Мне было жаль Конрада, тяготило его прошлое и его страдания. Но свою боль приходилось подавлять, ведь страданий вокруг в миллионы раз больше. «Какой же я товарищ своему мужу, если не могу побороть бессмысленной ревности?» — упрекнула я себя и поклялась «исправиться»: учиться, работать, помогать Конраду, — при доброй воле ничего невозможного нет.
«Только прочь отсюда, — ожило во мне какое-то беспокойство, — здесь, когда я остаюсь одна, меня не покидает страх. Поеду к матери, там все забуду.
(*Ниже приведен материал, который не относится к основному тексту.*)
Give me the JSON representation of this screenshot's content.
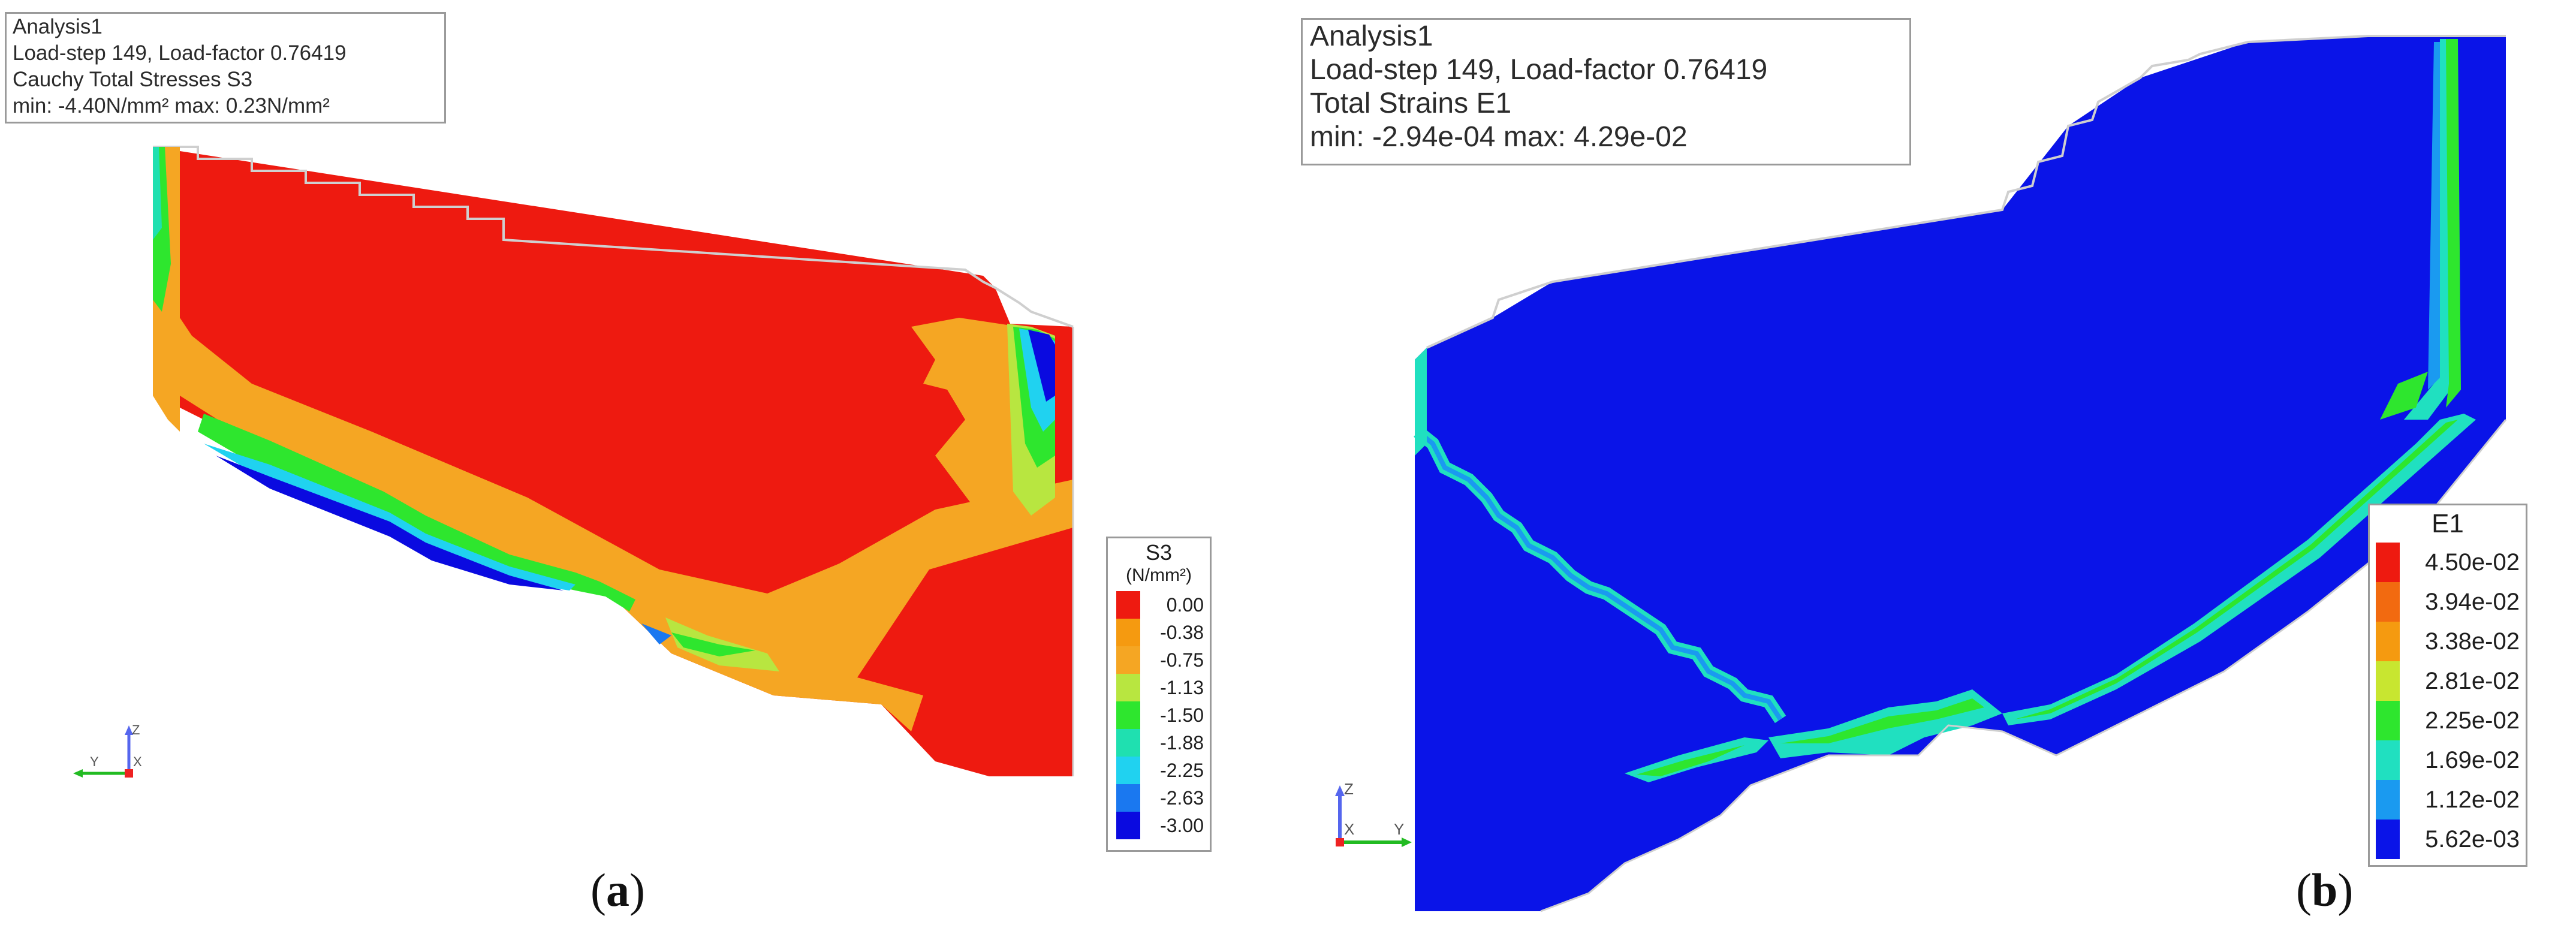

И Конрад поедет, мы отправимся в деревню, и все будет хорошо». Однако тут же возник вопрос: как же Конрад вырвется из Таллина? «Здесь он живет без прописки (домик находится в отдаленном месте, и хозяйка очень хорошая женщина), а для выезда требуется разрешение. Видимо, ему придется бежать тайно, на лошадях или даже пешком, либо опять подделывать удостоверение. Но что, если его схватят?» Нет, об этом я не хотела и думать, не хотела думать ни о чем больше.
Я лишь тосковала, ожидая Конрада. С ним я чувствовала себя смелой и уверенной.
«Только бы пришел! Только бы не случилось с ним какого-нибудь несчастья!»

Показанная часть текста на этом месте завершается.